I think people who hurt themselves are more likely to be drawn to goth subculture than people who are “goth” are to be drawn to hurting themselves.

…which is exactly what the findings showed (albeit with the small sample group that they had).

I’ll bet most self-harmers are not looking for pain, but for escape/distraction from emotional pain.

What an interesting thread this has become, though. I had no idea we had such expertise in such unusual areas.

are unicyclists who hurt themselves while constantly learning new tricks “self-harmers?”

The thing that you hear a lot for the more goth-related cutting is that it gives them somethng “real” to focus on (the escape that you’re mentioning) or the more “artistic” will say things along the lines of “I’m totally empty, I’d rather feel this than nothing” and similar variations.

In these cases, the context is clear that the motivating force is something very negative emotionally.

However, when we look at pain involved in sexual contexts, that’s not the case. We can easily be talking about a very well-adjusted person that has no “issues” at all - it’s simply something that they find very arrousing.
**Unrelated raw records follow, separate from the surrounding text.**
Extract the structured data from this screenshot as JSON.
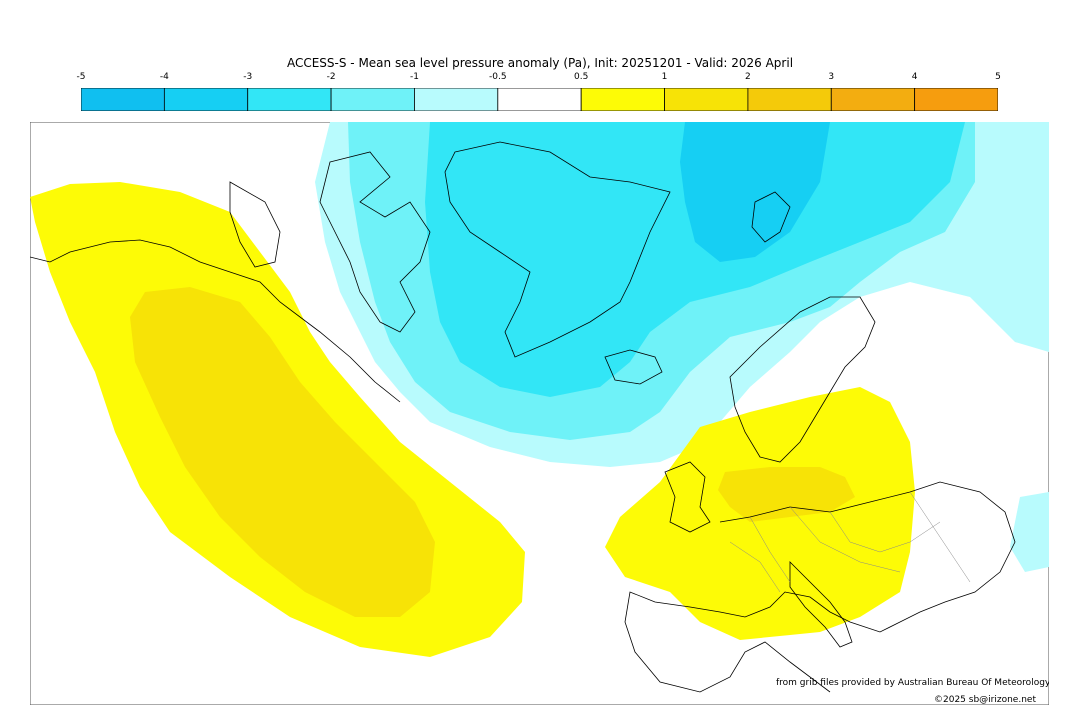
{
  "title": "ACCESS-S - Mean sea level pressure anomaly (Pa), Init: 20251201 - Valid: 2026 April",
  "colorbar": {
    "ticks": [
      "-5",
      "-4",
      "-3",
      "-2",
      "-1",
      "-0.5",
      "0.5",
      "1",
      "2",
      "3",
      "4",
      "5"
    ],
    "colors": [
      "#10bff0",
      "#16cff3",
      "#32e6f6",
      "#6ff2f8",
      "#b8fbfd",
      "#ffffff",
      "#fdfb06",
      "#f7e306",
      "#f4ca0a",
      "#f3ad10",
      "#f69d0e"
    ]
  },
  "credits": {
    "source": "from grib files provided by Australian Bureau Of Meteorology",
    "copyright": "©2025 sb@irizone.net"
  }
}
Now, it’s important to note that there can obviously be some people that fall into both categories - but it’s important to point out that these people do not invalidate those people that are participating in something that is (while very misunderstood) healthy for consenting and mature adults to partake in.

I’ll say it again because it’s important - context (and what ends up being a lot of nuance as well) ends up being really important when looking at these sorts of topics.

[QUOTE=fishnchipsx2]
Marilyn Manson is well known (especially in America) for causing young people to inflict harm on themselves. /QUOTE]

Wowowow hold on a minute there, do you have any proof of this? Did you not think that maybe people who are inclined to self harm listen to Manson to make themselves feel better, and that infact he’s actually helping them? Or are you just slandering an artist about whome you obviously know nothing? Try and think past the most obvious conclusions.